Let $p$ be an odd prime number.

Let $c$ be a given integer between $0$ and $p-1$.

It seems that for every $p$ and every $c$ we can find integers $a,b$ such that :

$$ a^2 + p b^2 = c \mod p^2 $$

Is this true ?

And if so why ? How to prove it ?

Some arguments :

1. We know that $50 $% is a quadratic residue.

See also

https://en.wikipedia.org/wiki/Cipolla%27s_algorithm

Can Cipolla algorithm be used as a primality test?

for computing sqrt mod or factoring.

So adding $a^2 + p b^2$ seems likely to be any $c$ by a density argument.

2. And we know that $a^2 + p b^2$ is closed under multiplication since it is the norm of a ring.

See Brahmagupta's identity : https://en.wikipedia.org/wiki/Brahmagupta%27s_identity

Therefore if $c_1$ and $c_2$ have a solution then so does $c_3 = c_1 c_2$.
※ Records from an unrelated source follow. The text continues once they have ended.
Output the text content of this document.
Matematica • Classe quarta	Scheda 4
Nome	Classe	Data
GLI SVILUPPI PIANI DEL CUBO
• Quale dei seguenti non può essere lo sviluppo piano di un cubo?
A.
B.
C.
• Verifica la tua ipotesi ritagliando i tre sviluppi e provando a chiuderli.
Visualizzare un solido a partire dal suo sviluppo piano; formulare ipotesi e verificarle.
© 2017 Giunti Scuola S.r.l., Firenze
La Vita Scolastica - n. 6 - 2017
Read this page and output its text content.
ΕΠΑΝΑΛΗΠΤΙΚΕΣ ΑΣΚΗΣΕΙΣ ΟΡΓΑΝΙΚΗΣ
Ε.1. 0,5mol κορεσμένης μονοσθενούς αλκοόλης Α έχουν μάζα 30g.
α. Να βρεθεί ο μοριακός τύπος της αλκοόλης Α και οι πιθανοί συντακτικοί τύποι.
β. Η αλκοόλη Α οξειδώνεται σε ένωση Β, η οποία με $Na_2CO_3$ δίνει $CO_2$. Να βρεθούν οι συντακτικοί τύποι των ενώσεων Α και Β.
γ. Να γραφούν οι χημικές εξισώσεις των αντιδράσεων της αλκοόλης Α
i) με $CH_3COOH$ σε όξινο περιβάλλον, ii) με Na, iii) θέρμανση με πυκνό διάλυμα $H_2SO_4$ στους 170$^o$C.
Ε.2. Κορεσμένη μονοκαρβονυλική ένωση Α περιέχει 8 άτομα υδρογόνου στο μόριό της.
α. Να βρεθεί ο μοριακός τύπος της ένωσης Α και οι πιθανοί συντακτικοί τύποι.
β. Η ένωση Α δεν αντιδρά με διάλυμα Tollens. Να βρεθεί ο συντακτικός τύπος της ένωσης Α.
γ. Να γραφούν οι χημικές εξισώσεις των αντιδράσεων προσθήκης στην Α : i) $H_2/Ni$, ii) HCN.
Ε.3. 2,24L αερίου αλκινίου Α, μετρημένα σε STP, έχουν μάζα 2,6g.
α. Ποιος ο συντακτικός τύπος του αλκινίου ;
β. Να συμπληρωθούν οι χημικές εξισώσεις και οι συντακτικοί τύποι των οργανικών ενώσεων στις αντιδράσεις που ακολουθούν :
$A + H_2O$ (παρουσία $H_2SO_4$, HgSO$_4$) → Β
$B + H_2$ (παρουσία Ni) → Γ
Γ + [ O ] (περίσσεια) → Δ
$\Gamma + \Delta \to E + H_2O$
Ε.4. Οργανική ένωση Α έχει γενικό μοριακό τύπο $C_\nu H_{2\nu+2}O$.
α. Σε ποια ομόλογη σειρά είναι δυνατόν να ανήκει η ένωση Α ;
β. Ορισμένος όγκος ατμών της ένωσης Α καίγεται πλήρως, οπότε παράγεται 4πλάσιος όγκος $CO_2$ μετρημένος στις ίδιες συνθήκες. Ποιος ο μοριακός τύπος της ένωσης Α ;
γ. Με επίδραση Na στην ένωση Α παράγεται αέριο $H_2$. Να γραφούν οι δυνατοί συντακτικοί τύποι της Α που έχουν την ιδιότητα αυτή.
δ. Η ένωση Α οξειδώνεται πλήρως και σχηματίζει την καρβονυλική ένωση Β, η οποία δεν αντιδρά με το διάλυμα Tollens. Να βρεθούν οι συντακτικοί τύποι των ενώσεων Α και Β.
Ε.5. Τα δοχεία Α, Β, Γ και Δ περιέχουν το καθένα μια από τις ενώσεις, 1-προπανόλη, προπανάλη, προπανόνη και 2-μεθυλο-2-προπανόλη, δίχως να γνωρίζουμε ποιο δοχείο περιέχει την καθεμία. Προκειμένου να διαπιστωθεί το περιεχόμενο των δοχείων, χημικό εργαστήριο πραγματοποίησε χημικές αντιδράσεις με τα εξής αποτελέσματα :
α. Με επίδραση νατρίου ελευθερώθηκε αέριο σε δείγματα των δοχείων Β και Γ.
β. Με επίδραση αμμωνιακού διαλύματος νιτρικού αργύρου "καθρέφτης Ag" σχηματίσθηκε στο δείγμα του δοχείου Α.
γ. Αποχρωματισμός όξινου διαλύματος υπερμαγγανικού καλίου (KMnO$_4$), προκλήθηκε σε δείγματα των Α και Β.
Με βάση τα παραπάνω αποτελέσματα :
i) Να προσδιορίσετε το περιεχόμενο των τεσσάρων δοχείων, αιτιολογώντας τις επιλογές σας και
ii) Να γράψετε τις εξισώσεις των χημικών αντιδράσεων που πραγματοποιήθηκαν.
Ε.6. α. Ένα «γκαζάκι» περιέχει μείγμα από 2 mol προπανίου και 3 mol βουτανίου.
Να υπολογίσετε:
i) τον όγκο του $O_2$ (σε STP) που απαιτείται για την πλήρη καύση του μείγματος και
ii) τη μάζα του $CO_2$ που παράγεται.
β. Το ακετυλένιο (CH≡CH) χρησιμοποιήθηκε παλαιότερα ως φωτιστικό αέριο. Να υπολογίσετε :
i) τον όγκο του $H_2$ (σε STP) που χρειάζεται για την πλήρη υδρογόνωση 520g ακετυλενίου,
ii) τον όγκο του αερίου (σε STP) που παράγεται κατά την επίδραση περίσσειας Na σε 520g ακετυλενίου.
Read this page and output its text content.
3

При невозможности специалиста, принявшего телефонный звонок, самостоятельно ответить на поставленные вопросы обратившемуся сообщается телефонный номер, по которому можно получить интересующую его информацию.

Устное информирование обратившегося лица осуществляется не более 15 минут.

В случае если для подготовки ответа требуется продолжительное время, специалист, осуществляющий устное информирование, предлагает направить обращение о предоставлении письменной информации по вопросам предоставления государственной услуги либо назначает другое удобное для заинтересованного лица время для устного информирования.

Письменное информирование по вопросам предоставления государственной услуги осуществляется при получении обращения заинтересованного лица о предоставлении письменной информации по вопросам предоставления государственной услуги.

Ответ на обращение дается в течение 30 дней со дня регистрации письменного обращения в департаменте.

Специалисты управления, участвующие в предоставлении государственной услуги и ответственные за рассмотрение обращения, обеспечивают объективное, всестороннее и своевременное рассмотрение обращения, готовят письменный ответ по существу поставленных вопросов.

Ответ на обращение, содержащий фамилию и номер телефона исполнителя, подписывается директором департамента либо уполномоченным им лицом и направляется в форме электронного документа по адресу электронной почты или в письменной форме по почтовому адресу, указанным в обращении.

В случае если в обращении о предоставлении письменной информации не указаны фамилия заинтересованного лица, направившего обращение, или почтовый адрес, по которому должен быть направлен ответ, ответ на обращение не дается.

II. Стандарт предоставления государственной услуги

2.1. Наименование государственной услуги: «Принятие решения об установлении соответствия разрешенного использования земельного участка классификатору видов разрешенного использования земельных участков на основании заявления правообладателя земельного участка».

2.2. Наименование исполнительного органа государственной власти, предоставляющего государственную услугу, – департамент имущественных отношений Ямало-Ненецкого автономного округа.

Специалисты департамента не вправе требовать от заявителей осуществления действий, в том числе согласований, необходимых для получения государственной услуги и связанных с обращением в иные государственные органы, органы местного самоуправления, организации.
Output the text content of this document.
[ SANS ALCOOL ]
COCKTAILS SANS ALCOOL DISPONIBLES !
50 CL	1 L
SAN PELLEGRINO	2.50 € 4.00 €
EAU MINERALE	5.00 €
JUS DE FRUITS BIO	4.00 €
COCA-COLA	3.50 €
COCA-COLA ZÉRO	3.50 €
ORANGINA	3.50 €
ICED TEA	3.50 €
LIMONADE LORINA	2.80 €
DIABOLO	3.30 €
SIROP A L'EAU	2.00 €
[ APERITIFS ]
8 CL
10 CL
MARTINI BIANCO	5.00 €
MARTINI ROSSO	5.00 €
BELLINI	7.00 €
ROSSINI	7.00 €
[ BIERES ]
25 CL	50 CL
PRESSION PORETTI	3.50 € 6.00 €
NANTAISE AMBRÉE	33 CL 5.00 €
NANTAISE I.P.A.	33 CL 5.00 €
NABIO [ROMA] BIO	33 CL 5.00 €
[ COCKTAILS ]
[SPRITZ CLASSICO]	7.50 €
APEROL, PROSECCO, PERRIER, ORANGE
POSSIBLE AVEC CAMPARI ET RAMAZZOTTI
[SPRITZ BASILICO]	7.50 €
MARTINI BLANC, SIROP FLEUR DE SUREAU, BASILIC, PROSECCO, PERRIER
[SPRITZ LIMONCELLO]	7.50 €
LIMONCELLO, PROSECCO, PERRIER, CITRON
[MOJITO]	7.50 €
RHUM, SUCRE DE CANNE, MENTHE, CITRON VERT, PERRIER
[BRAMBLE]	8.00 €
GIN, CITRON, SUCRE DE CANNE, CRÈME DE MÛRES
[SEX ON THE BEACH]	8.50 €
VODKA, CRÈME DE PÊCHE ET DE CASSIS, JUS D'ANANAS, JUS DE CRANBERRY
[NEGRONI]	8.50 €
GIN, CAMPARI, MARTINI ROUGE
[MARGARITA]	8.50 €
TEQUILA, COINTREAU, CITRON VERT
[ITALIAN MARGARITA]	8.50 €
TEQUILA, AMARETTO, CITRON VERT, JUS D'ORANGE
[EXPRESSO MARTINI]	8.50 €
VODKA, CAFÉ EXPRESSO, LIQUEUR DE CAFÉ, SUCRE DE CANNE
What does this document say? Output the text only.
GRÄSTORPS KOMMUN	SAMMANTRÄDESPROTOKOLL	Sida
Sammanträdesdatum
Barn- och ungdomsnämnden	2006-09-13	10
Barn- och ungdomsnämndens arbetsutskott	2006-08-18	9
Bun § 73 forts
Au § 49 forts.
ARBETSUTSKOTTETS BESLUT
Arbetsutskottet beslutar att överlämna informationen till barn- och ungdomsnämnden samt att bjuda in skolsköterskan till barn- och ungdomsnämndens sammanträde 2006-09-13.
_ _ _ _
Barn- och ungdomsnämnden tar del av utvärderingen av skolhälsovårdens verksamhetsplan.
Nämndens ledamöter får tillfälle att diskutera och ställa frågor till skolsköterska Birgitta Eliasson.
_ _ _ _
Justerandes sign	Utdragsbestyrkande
This seems to suggest we only need to consider $c$ being $1$ or prime.

3. It is also believed that most numbers are a sum of square and a squareful number.

So these 3 seem to suggest it is likely true.

But I found no proof nor counterexample.

Maybe it matters if the associated ring is a UFD or not.

Or maybe it matters if $p$ is an idoneal number.

see : https://en.wikipedia.org/wiki/Idoneal_number

The question reminds me - justified or not - of this one I asked earlier :

Generating residues with $ a^n + b^n \mod p $

There are also some theorems and factorizations based on $\mod p^2$ but I am no expert in that.

I am not certain how hard or easy this problem is. Special cases led to diophantine in 4 th degree, but those are probably overkill or not the best way to go.

The fact that $p$ needs to be an odd prime might be the problem when reducing to diophantines.

Im not sure if infinite descent will work.

I also had the idea that $a^2$ and $p b^2$ could be primes over 2 in that mod. That would lead to a goldbach type idea.

So many things seem related.

But I was not able to find a proof.

Maybe the quadratic reciprocity theorem will help us.

Also possibly related :

The diophantine equation $ m = x^2 + 7y^2 $

and maybe this

solving for Gauss's composition law

---

The above is the main question.

I was thinking about the $\mod p^3$ case too, but I think that is false...

Answer 1

It is not always solvable. Take $p=3$ and $c=2$.

Modulo $9=p^2$, $\;a^2\in\{0,1,4,7\}$ and $3b^2\in\{0,3\}$,

so $a^2+3b^2\equiv2$ has no solutions.

Answer 2

Generalizing @J.W.Tanner's answer, this is trivially false for "50%" of the $c$'s: those which are not quadratic residues $\bmod p$.

If $p\mid c$, this is true iff $\frac cp$ is a quadratic residue $\bmod p$.

Finally, if $c=m^2+np$ for some integers $m\in[1,p-1]$ and $n$, this is always true. Indeed, let $k$ be an inverse $\bmod p$ of $2m$. Then, a solution is for instance $(a,b):=(m+k(n-1)p,1)$, since $$c-a^2=p\left(n-2mk(n-1)-k^2(n-1)^2p\right)\equiv p\pmod{p^2}.$$

Edit (to answer a comment). More generally, for $a=m+k(n-b^2)p$, $$c-a^2=p\left(n-2mk(n-b^2)-k^2(n-b^2)^2p\right)\equiv pb^2\pmod{p^2}.$$